Ronan Keating will perform with Sharon Corr at Auckland's Vector Arena in early February. Photo / Supplied
Ronan Keating will perform with Sharon Corr at Auckland's Vector Arena in early February. Photo / Supplied

You've been keeping very busy with the third series of X-Factor Australia, how do you keep a show like that feeling fresh - even for yourself, let alone the viewers - given that you've done it all before and we've seen it all before?
I think the key with a show like X-Factor is honesty. And if you as a judge are not honest, then the audience can see that and they get bored. So that's one thing I've always been, is honest. If someone is terrible, I'll tell them they're terrible, I'm not going to soften it up, but if someone is brilliant, I'll tell them. I think that's a strength of the panel this year, we're all very honest, and it's very funny at times.

So with the TV job, is your life less of a rollercoaster and more of a merry-go-round?
Yeah, it's a merry-go-round for sure.
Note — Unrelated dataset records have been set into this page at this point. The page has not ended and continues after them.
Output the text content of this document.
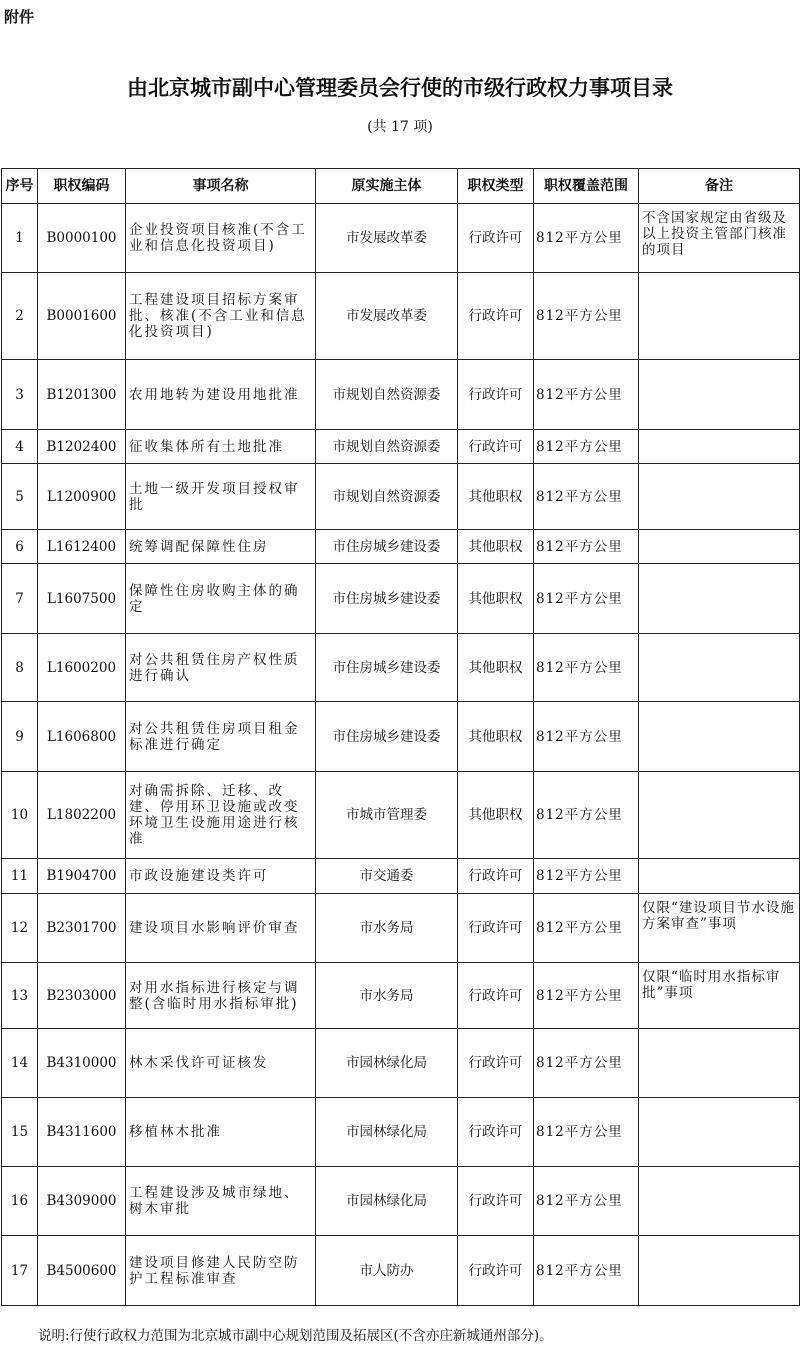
附件
由北京城市副中心管理委员会行使的市级行政权力事项目录
(共 17 项)
序号	职权编码	事项名称	原实施主体	职权类型	职权覆盖范围	备注
1	B0000100	企业投资项目核准(不含工业和信息化投资项目)	市发展改革委	行政许可	812平方公里	不含国家规定由省级及以上投资主管部门核准的项目
2	B0001600	工程建设项目招标方案审批、核准(不含工业和信息化投资项目)	市发展改革委	行政许可	812平方公里	
3	B1201300	农用地转为建设用地批准	市规划自然资源委	行政许可	812平方公里	
4	B1202400	征收集体所有土地批准	市规划自然资源委	行政许可	812平方公里	
5	L1200900	土地一级开发项目授权审批	市规划自然资源委	其他职权	812平方公里	
6	L1612400	统筹调配保障性住房	市住房城乡建设委	其他职权	812平方公里	
7	L1607500	保障性住房收购主体的确定	市住房城乡建设委	其他职权	812平方公里	
8	L1600200	对公共租赁住房产权性质进行确认	市住房城乡建设委	其他职权	812平方公里	
9	L1606800	对公共租赁住房项目租金标准进行确定	市住房城乡建设委	其他职权	812平方公里	
10	L1802200	对确需拆除、迁移、改建、停用环卫设施或改变环境卫生设施用途进行核准	市城市管理委	其他职权	812平方公里	
11	B1904700	市政设施建设类许可	市交通委	行政许可	812平方公里	
12	B2301700	建设项目水影响评价审查	市水务局	行政许可	812平方公里	仅限“建设项目节水设施方案审查”事项
13	B2303000	对用水指标进行核定与调整(含临时用水指标审批)	市水务局	行政许可	812平方公里	仅限“临时用水指标审批”事项
14	B4310000	林木采伐许可证核发	市园林绿化局	行政许可	812平方公里	
15	B4311600	移植林木批准	市园林绿化局	行政许可	812平方公里	
16	B4309000	工程建设涉及城市绿地、树木审批	市园林绿化局	行政许可	812平方公里	
17	B4500600	建设项目修建人民防空防护工程标准审查	市人防办	行政许可	812平方公里	
说明:行使行政权力范围为北京城市副中心规划范围及拓展区(不含亦庄新城通州部分)。
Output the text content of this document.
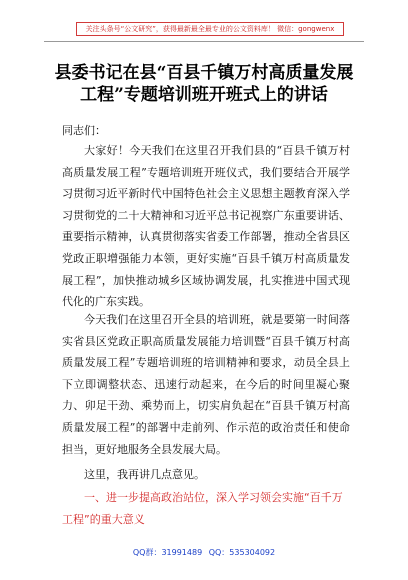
关注头条号“公文研究”，获得最新最全最专业的公文资料库！ 微信：gongwenx
县委书记在县“百县千镇万村高质量发展工程”专题培训班开班式上的讲话
同志们：

大家好！今天我们在这里召开我们县的“百县千镇万村高质量发展工程”专题培训班开班仪式，我们要结合开展学习贯彻习近平新时代中国特色社会主义思想主题教育深入学习贯彻党的二十大精神和习近平总书记视察广东重要讲话、重要指示精神，认真贯彻落实省委工作部署，推动全省县区党政正职增强能力本领，更好实施“百县千镇万村高质量发展工程”，加快推动城乡区域协调发展，扎实推进中国式现代化的广东实践。

今天我们在这里召开全县的培训班，就是要第一时间落实省县区党政正职高质量发展能力培训暨“百县千镇万村高质量发展工程”专题培训班的培训精神和要求，动员全县上下立即调整状态、迅速行动起来，在今后的时间里凝心聚力、卯足干劲、乘势而上，切实肩负起在“百县千镇万村高质量发展工程”的部署中走前列、作示范的政治责任和使命担当，更好地服务全县发展大局。

这里，我再讲几点意见。

一、进一步提高政治站位，深入学习领会实施“百千万工程”的重大意义

QQ群：31991489 QQ：535304092
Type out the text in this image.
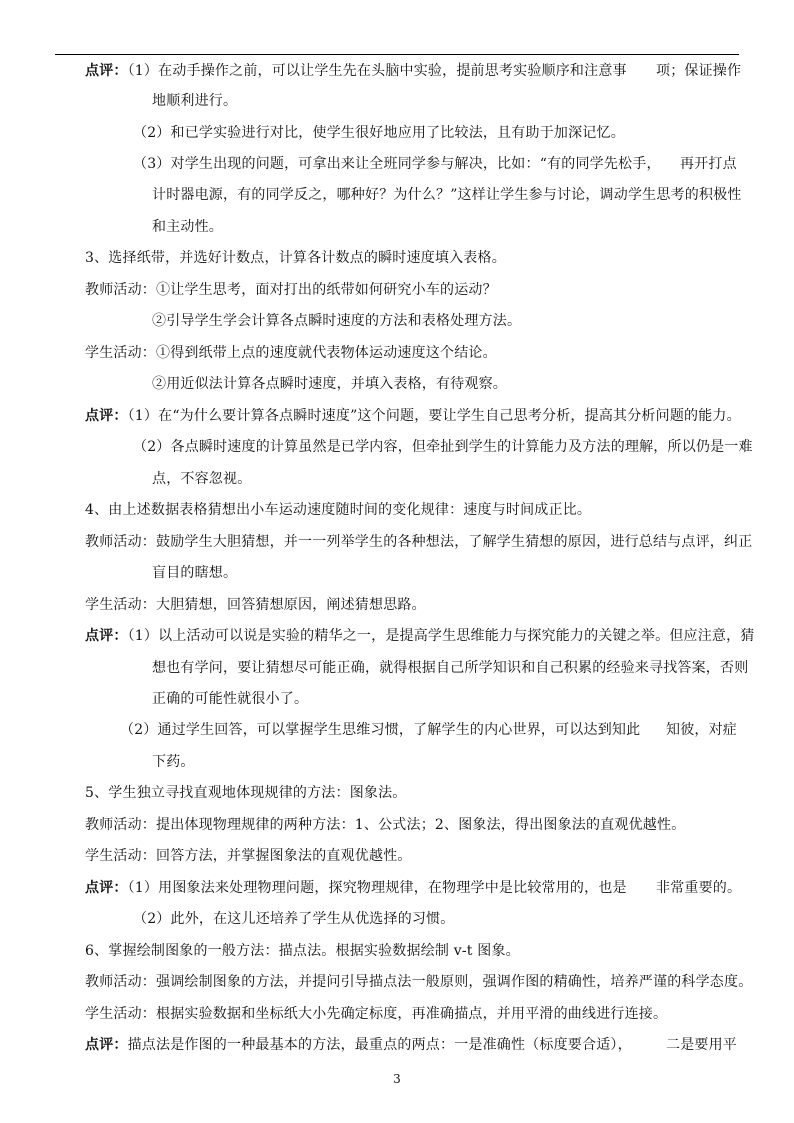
点评：（1）在动手操作之前，可以让学生先在头脑中实验，提前思考实验顺序和注意事 项；保证操作
地顺利进行。
（2）和已学实验进行对比，使学生很好地应用了比较法，且有助于加深记忆。
（3）对学生出现的问题，可拿出来让全班同学参与解决，比如：“有的同学先松手， 再开打点
计时器电源，有的同学反之，哪种好？为什么？”这样让学生参与讨论，调动学生思考的积极性
和主动性。
3、选择纸带，并选好计数点，计算各计数点的瞬时速度填入表格。
教师活动：①让学生思考，面对打出的纸带如何研究小车的运动？
②引导学生学会计算各点瞬时速度的方法和表格处理方法。
学生活动：①得到纸带上点的速度就代表物体运动速度这个结论。
②用近似法计算各点瞬时速度，并填入表格，有待观察。
点评：（1）在“为什么要计算各点瞬时速度”这个问题，要让学生自己思考分析，提高其分析问题的能力。
（2）各点瞬时速度的计算虽然是已学内容，但牵扯到学生的计算能力及方法的理解，所以仍是一难
点，不容忽视。
4、由上述数据表格猜想出小车运动速度随时间的变化规律：速度与时间成正比。
教师活动：鼓励学生大胆猜想，并一一列举学生的各种想法，了解学生猜想的原因，进行总结与点评，纠正
盲目的瞎想。
学生活动：大胆猜想，回答猜想原因，阐述猜想思路。
点评：（1）以上活动可以说是实验的精华之一，是提高学生思维能力与探究能力的关键之举。但应注意，猜
想也有学问，要让猜想尽可能正确，就得根据自己所学知识和自己积累的经验来寻找答案，否则
正确的可能性就很小了。
（2）通过学生回答，可以掌握学生思维习惯，了解学生的内心世界，可以达到知此 知彼，对症
下药。
5、学生独立寻找直观地体现规律的方法：图象法。
教师活动：提出体现物理规律的两种方法：1、公式法；2、图象法，得出图象法的直观优越性。
学生活动：回答方法，并掌握图象法的直观优越性。
点评：（1）用图象法来处理物理问题，探究物理规律，在物理学中是比较常用的，也是 非常重要的。
（2）此外，在这儿还培养了学生从优选择的习惯。
6、掌握绘制图象的一般方法：描点法。根据实验数据绘制 v-t 图象。
教师活动：强调绘制图象的方法，并提问引导描点法一般原则，强调作图的精确性，培养严谨的科学态度。
学生活动：根据实验数据和坐标纸大小先确定标度，再准确描点，并用平滑的曲线进行连接。
点评：描点法是作图的一种最基本的方法，最重点的两点：一是准确性（标度要合适）， 二是要用平
3
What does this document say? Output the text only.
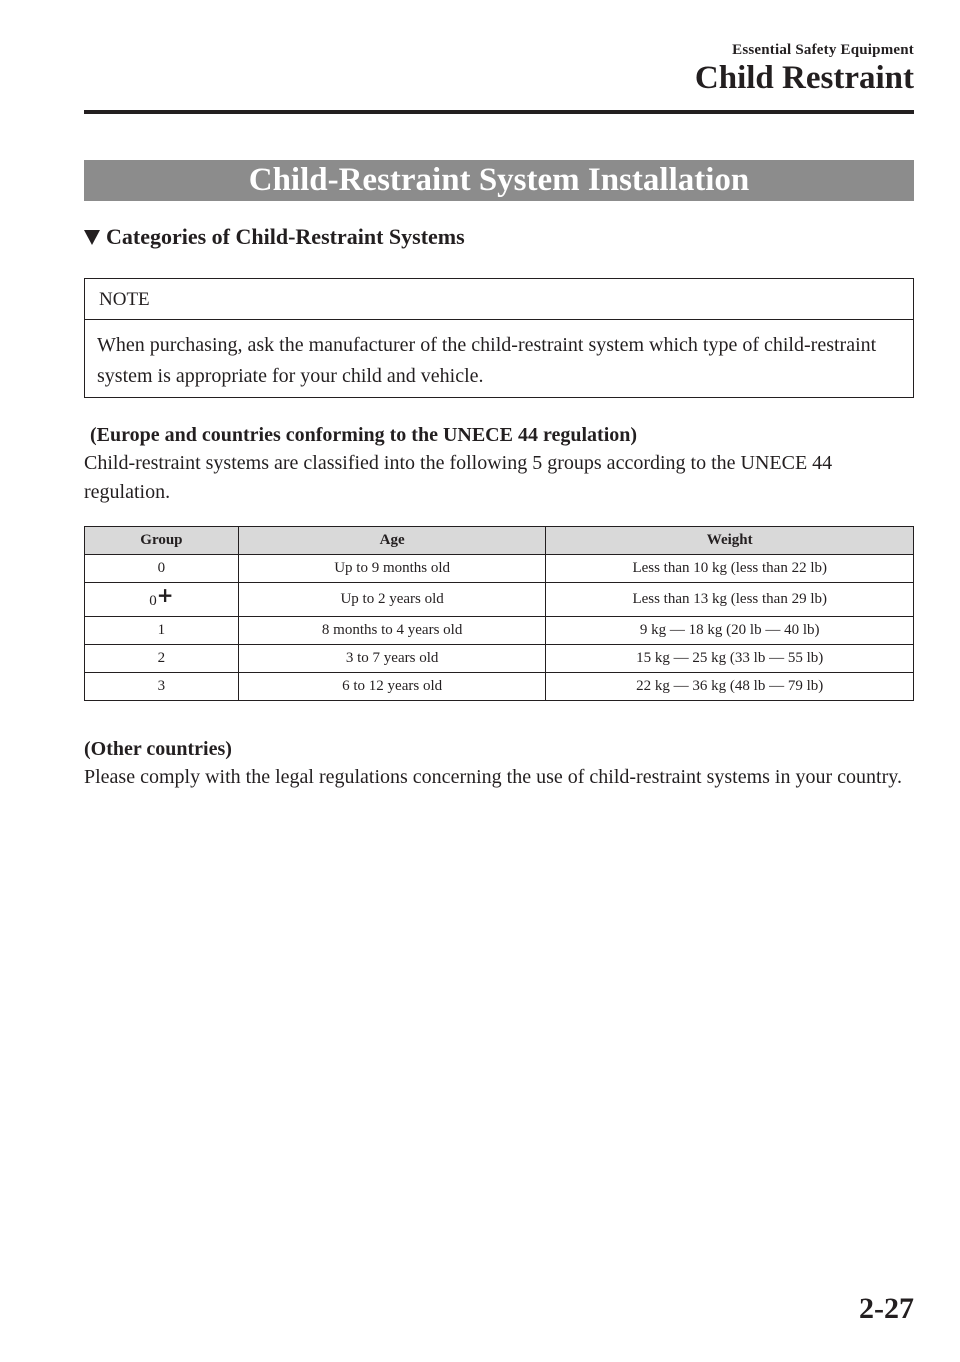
Essential Safety Equipment
Child Restraint
Child-Restraint System Installation
Categories of Child-Restraint Systems
NOTE
When purchasing, ask the manufacturer of the child-restraint system which type of child-restraint system is appropriate for your child and vehicle.
(Europe and countries conforming to the UNECE 44 regulation)
Child-restraint systems are classified into the following 5 groups according to the UNECE 44 regulation.
Group	Age	Weight
0	Up to 9 months old	Less than 10 kg (less than 22 lb)
0+	Up to 2 years old	Less than 13 kg (less than 29 lb)
1	8 months to 4 years old	9 kg — 18 kg (20 lb — 40 lb)
2	3 to 7 years old	15 kg — 25 kg (33 lb — 55 lb)
3	6 to 12 years old	22 kg — 36 kg (48 lb — 79 lb)
(Other countries)
Please comply with the legal regulations concerning the use of child-restraint systems in your country.
2-27
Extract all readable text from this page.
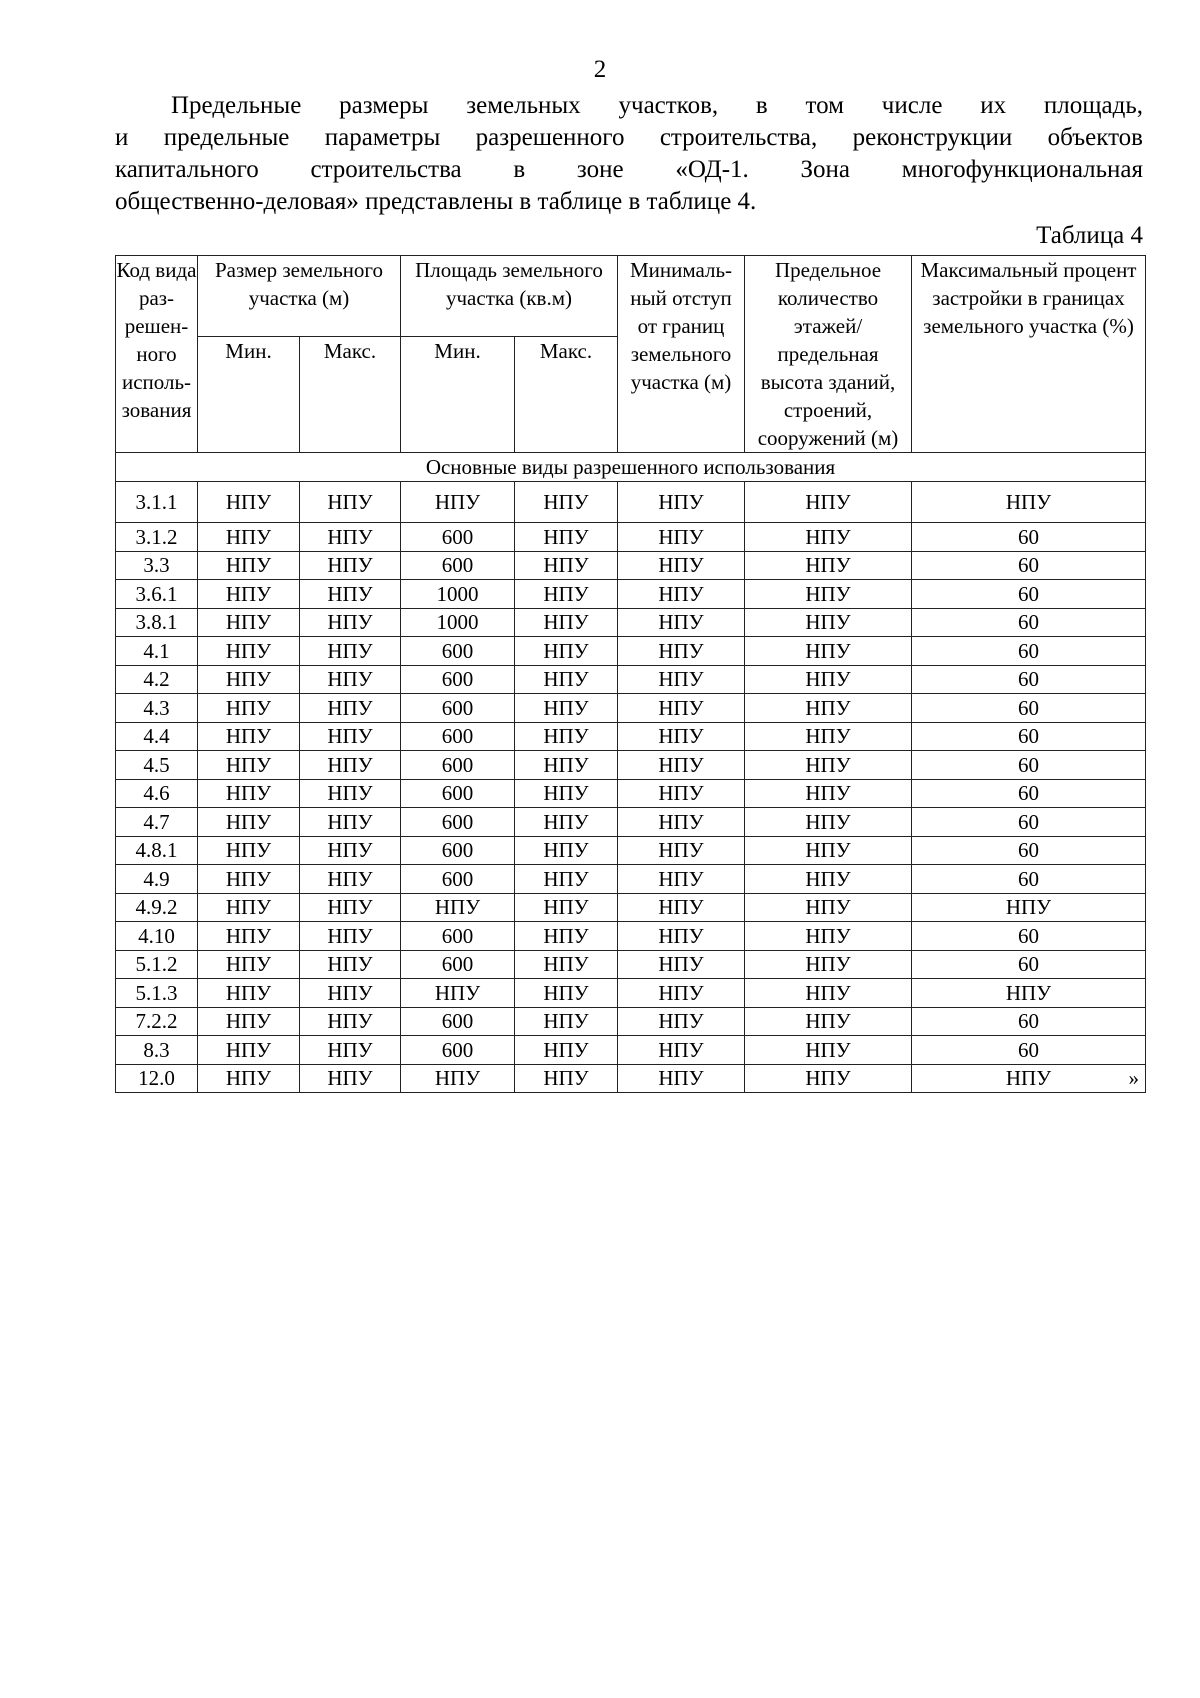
2
Предельные размеры земельных участков, в том числе их площадь,
и предельные параметры разрешенного строительства, реконструкции объектов
капитального строительства в зоне «ОД-1. Зона многофункциональная
общественно-деловая» представлены в таблице в таблице 4.
Таблица 4
Код вида раз- решен- ного исполь- зования	Размер земельного участка (м)		Площадь земельного участка (кв.м)		Минималь- ный отступ от границ земельного участка (м)	Предельное количество этажей/ предельная высота зданий, строений, сооружений (м)	Максимальный процент застройки в границах земельного участка (%)
	Мин.	Макс.	Мин.	Макс.			
Основные виды разрешенного использования							
3.1.1	НПУ	НПУ	НПУ	НПУ	НПУ	НПУ	НПУ
3.1.2	НПУ	НПУ	600	НПУ	НПУ	НПУ	60
3.3	НПУ	НПУ	600	НПУ	НПУ	НПУ	60
3.6.1	НПУ	НПУ	1000	НПУ	НПУ	НПУ	60
3.8.1	НПУ	НПУ	1000	НПУ	НПУ	НПУ	60
4.1	НПУ	НПУ	600	НПУ	НПУ	НПУ	60
4.2	НПУ	НПУ	600	НПУ	НПУ	НПУ	60
4.3	НПУ	НПУ	600	НПУ	НПУ	НПУ	60
4.4	НПУ	НПУ	600	НПУ	НПУ	НПУ	60
4.5	НПУ	НПУ	600	НПУ	НПУ	НПУ	60
4.6	НПУ	НПУ	600	НПУ	НПУ	НПУ	60
4.7	НПУ	НПУ	600	НПУ	НПУ	НПУ	60
4.8.1	НПУ	НПУ	600	НПУ	НПУ	НПУ	60
4.9	НПУ	НПУ	600	НПУ	НПУ	НПУ	60
4.9.2	НПУ	НПУ	НПУ	НПУ	НПУ	НПУ	НПУ
4.10	НПУ	НПУ	600	НПУ	НПУ	НПУ	60
5.1.2	НПУ	НПУ	600	НПУ	НПУ	НПУ	60
5.1.3	НПУ	НПУ	НПУ	НПУ	НПУ	НПУ	НПУ
7.2.2	НПУ	НПУ	600	НПУ	НПУ	НПУ	60
8.3	НПУ	НПУ	600	НПУ	НПУ	НПУ	60
12.0	НПУ	НПУ	НПУ	НПУ	НПУ	НПУ	НПУ »
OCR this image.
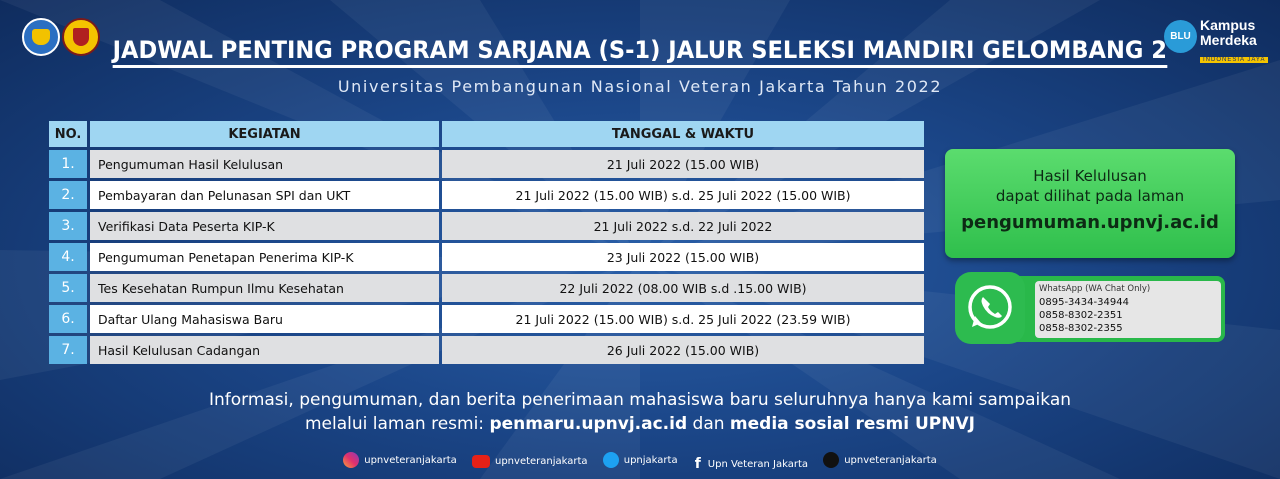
BLU
Kampus
Merdeka
INDONESIA JAYA
JADWAL PENTING PROGRAM SARJANA (S-1) JALUR SELEKSI MANDIRI GELOMBANG 2
Universitas Pembangunan Nasional Veteran Jakarta Tahun 2022
NO.	KEGIATAN	TANGGAL & WAKTU
1.	Pengumuman Hasil Kelulusan	21 Juli 2022 (15.00 WIB)
2.	Pembayaran dan Pelunasan SPI dan UKT	21 Juli 2022 (15.00 WIB) s.d. 25 Juli 2022 (15.00 WIB)
3.	Verifikasi Data Peserta KIP-K	21 Juli 2022 s.d. 22 Juli 2022
4.	Pengumuman Penetapan Penerima KIP-K	23 Juli 2022 (15.00 WIB)
5.	Tes Kesehatan Rumpun Ilmu Kesehatan	22 Juli 2022 (08.00 WIB s.d .15.00 WIB)
6.	Daftar Ulang Mahasiswa Baru	21 Juli 2022 (15.00 WIB) s.d. 25 Juli 2022 (23.59 WIB)
7.	Hasil Kelulusan Cadangan	26 Juli 2022 (15.00 WIB)
Hasil Kelulusan
dapat dilihat pada laman
pengumuman.upnvj.ac.id
WhatsApp (WA Chat Only)
0895-3434-34944
0858-8302-2351
0858-8302-2355
Informasi, pengumuman, dan berita penerimaan mahasiswa baru seluruhnya hanya kami sampaikan
melalui laman resmi: penmaru.upnvj.ac.id dan media sosial resmi UPNVJ
upnveteranjakarta
	upnveteranjakarta
	upnjakarta
f Upn Veteran Jakarta
	upnveteranjakarta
TV is a different animal all together, and if you go into a show like X-Factor thinking as a producer as well as a judge, well, then it'll work, because it really is all about creating a great TV show.

Do you get any inspiration for your own music from working with the contestants?
Yeah, it's great to work hands-on with these acts and try to create something new and fresh. It has made me think a lot about my career and what I'm doing.

Do you still keep in touch with the winner of the previous series, Altiyan Childs, who you mentored, at all?
I've seen him a few times and we've talked. He came on the show a few weeks ago and we spoke, which was great, and he performed. But he's got a new manager now and he's trying to keep his head down, and you know, I spoke to him, and I hope he does get it right because I still believe in him as a talent.

So on your next trip to New Zealand, we get to see you perform with a full seven-piece band and a string quartet, what can we expect from the show?
Well, yeah, there will be a lot of us on stage, it'll be a big show. When I perform, I'm not one of these artists that likes to do all the songs off the new album, I like to give people what they want, so you're gonna hear When You Say Nothing at All, Life is a Rollercoaster, If Tomorrow Never Comes, all of the big songs that I've been lucky enough to have sung over the years. And then there will be tracks from the Burt Bacharach album and Songs For My Mother, so it'll be a real mixed bag with something for everybody.

What was the experience of making an album with Burt Bacharach like for you?
It was amazing, to work with him was such an honour. And to be in Capitol Studios in Los Angeles with a 40-piece orchestra with him, it was nuts. It was intimidating though, I felt intimidated at times. He's quite overpowering, quite a strong character, and he was in the control room, constantly on the button, telling me what he wanted, what he needed.

And those tracks themselves have such a legacy too.
It's ridiculous. These songs, my God, when you've got Dionne Warwick, and these amazing people who sang these songs before you, it's tough to make them your own.

Quite a few of the songs on the album are tracks that are best know for being sung by women, was that intentional?
Yeah, I did that on purpose, because I thought that was the best way to change the songs and do something fresh with them was to pick the ones with more female vocals, if it's me singing another guy's song, it's harder for me to make it my own. It's an easier flip and an easier transition I think.

There are some great promotional shots of you with a motorcycle, with your initials on the side, is it yours?
I'm a bit of a motorcycle fan to be honest, but no that's not my bike actually. We got a computer-generated one, so it's not actually real. It would be a nice thing to do though, it's something I might do, I have a bike similar to that, so getting the initials is something I would do.

Will you be bringing the bike with you to try out on our windy roads on your day off?
Deus Ex Machina is in Auckland isn't it? I might end up in there buying a bike. I am a big fan of their bikes.

LOWDOWN

Who: Ronan Keating, solo artist and X-Factor judge

What: Latest album When Ronan Met Burt, Australasian tour in 2012.

Where and when: Performing at TSB Arena in Wellington on Feb 2 and at Vector Arena in Auckland on Feb 3 with Sharon Corr (of The Corrs) supporting. Tickets available Dec 2 from Ticketek (Wgtn) and Ticketmaster (Akl).